Jul 11, 2022

Written By Thomas Cserep

Do you have to do a pupillage to be a barrister?

Jul 11, 2022

Written By Thomas Cserep

Pupillages, mini-pupillages and the Bar Course, the path to becoming a barrister may seem confusing at first. However, we will clear up the jargon and discuss what pupillages are and whether you will have to do one to become a barrister.

Pupillages – the basics

Pupillages are a form of work experience where you have the opportunity to work in a chamber while you are supervised by barristers. It is an integral part of becoming a qualified barrister as you gain the experience necessary to succeed in the role.

In addition to ordinary pupillages, you can also do mini-pupillages, which we will discuss below.


Mini-pupillages are short-term work experience opportunities with chambers that last from three days to a week. You are able to see how barristers work in the chambers and you are involved with tasks such as legal research and proofreading documents.

Most law students who know that they want to become a barrister do mini-pupillages throughout their studies during their term-time holidays in the Winter, Spring and Summer. Aspiring barristers who apply for bar courses are recommended to have completed three or four mini-pupillages previously. Certain chambers require you to do a mini-pupillage before you can enrol on their year-long pupillage with them.

But what is the road to becoming a barrister and how are pupillages involved along the journey? We will elaborate on the importance of pupillages to help you qualify as a barrister.

Becoming a barrister

In order to qualify as a barrister in the UK, you can start your education pathway by doing a law degree.

However, there is no need to worry if you did not study law at undergraduate level.

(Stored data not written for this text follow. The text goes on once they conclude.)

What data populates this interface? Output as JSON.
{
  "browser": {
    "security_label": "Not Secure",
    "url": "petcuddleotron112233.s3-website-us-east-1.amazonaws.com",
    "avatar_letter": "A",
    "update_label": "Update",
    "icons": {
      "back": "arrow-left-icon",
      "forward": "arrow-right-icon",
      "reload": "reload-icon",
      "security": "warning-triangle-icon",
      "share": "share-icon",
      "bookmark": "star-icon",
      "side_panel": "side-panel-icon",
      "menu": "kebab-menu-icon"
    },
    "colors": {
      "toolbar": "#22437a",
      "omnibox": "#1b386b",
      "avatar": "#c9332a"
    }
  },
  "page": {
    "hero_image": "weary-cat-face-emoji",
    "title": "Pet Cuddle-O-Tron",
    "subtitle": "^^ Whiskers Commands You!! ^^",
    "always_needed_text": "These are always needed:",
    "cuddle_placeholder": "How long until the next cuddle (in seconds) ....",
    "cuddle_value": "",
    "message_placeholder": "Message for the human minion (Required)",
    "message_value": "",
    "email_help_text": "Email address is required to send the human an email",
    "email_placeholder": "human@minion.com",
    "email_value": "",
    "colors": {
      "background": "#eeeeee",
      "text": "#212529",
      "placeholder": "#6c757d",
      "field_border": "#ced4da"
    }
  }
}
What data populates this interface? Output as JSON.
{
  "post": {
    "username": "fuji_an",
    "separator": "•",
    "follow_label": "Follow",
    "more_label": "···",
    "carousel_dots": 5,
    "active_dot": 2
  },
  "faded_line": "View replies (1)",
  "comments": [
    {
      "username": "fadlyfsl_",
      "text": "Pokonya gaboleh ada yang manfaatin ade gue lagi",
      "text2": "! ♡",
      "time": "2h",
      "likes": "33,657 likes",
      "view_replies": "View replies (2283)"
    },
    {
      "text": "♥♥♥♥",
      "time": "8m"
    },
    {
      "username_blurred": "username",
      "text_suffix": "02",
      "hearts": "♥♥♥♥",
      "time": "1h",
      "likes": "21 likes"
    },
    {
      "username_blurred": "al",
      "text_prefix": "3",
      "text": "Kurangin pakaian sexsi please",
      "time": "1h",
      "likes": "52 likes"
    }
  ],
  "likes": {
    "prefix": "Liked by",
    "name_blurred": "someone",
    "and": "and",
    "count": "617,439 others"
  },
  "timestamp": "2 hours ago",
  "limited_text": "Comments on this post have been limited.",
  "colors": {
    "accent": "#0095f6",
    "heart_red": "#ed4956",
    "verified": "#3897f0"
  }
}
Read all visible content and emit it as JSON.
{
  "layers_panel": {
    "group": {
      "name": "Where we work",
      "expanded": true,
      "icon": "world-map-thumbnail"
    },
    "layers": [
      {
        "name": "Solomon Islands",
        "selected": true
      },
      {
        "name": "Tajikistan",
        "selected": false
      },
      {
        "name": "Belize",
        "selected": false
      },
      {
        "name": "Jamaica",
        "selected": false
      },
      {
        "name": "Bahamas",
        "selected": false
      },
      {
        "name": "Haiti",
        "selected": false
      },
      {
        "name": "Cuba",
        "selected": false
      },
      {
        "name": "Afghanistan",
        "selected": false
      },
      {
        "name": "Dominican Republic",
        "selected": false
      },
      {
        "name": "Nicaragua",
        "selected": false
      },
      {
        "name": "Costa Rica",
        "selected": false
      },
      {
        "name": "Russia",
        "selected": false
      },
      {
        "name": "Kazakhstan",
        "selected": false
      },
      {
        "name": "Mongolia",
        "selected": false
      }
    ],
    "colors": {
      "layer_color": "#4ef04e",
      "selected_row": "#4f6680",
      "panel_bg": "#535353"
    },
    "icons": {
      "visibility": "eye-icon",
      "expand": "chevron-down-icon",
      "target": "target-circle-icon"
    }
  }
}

You can do a law conversion course such as the Postgraduate Diploma in Law (PGDL), which condenses all the important information from a law degree into a one-year programme.

A law degree and the PGDL provide you with the foundational theories necessary to have a career in the legal industry. However, in order to become a barrister, you also need to complete the Bar Course.

What is the Bar Course?

The replacement for the Bar Professional Training Course (BPTC), it is the vocational component of your barrister education journey. On the course you are able to pick modules that focus on different areas of law, helping you specialise in the field of law that you are interested in.

Getting onto the Bar Course can be challenging, as you need to pass the Bar Course Aptitude Test, in addition to joining one of the Bar’s associations as a member, which are commonly known as the Inns of Court. Depending on whether you study full-time or part-time, the Bar Course takes one or two years to complete.


What is a Pupillage?

A pupillage is the work experience element of your postgraduate training and is similar to the qualifying work experience (QWE) which aspiring solicitors need to complete.

During your pupillage you will be able to apply the skills you have gained during your vocational training in a real-life setting. Whilst initially you will only be shadowing your supervisor and assisting with their cases, slowly you will be given more and more responsibilities.

As you are ending your training to become a fully-fledged barrister, in the final months of your pupillage you will be tasked with dealing with your own cases.

Even though it is mandatory to qualifying as a barrister, doing a pupillage is a great opportunity to learn the ins-and-outs of working in a chamber and help you acquire the skills and credentials necessary to become a successful barrister.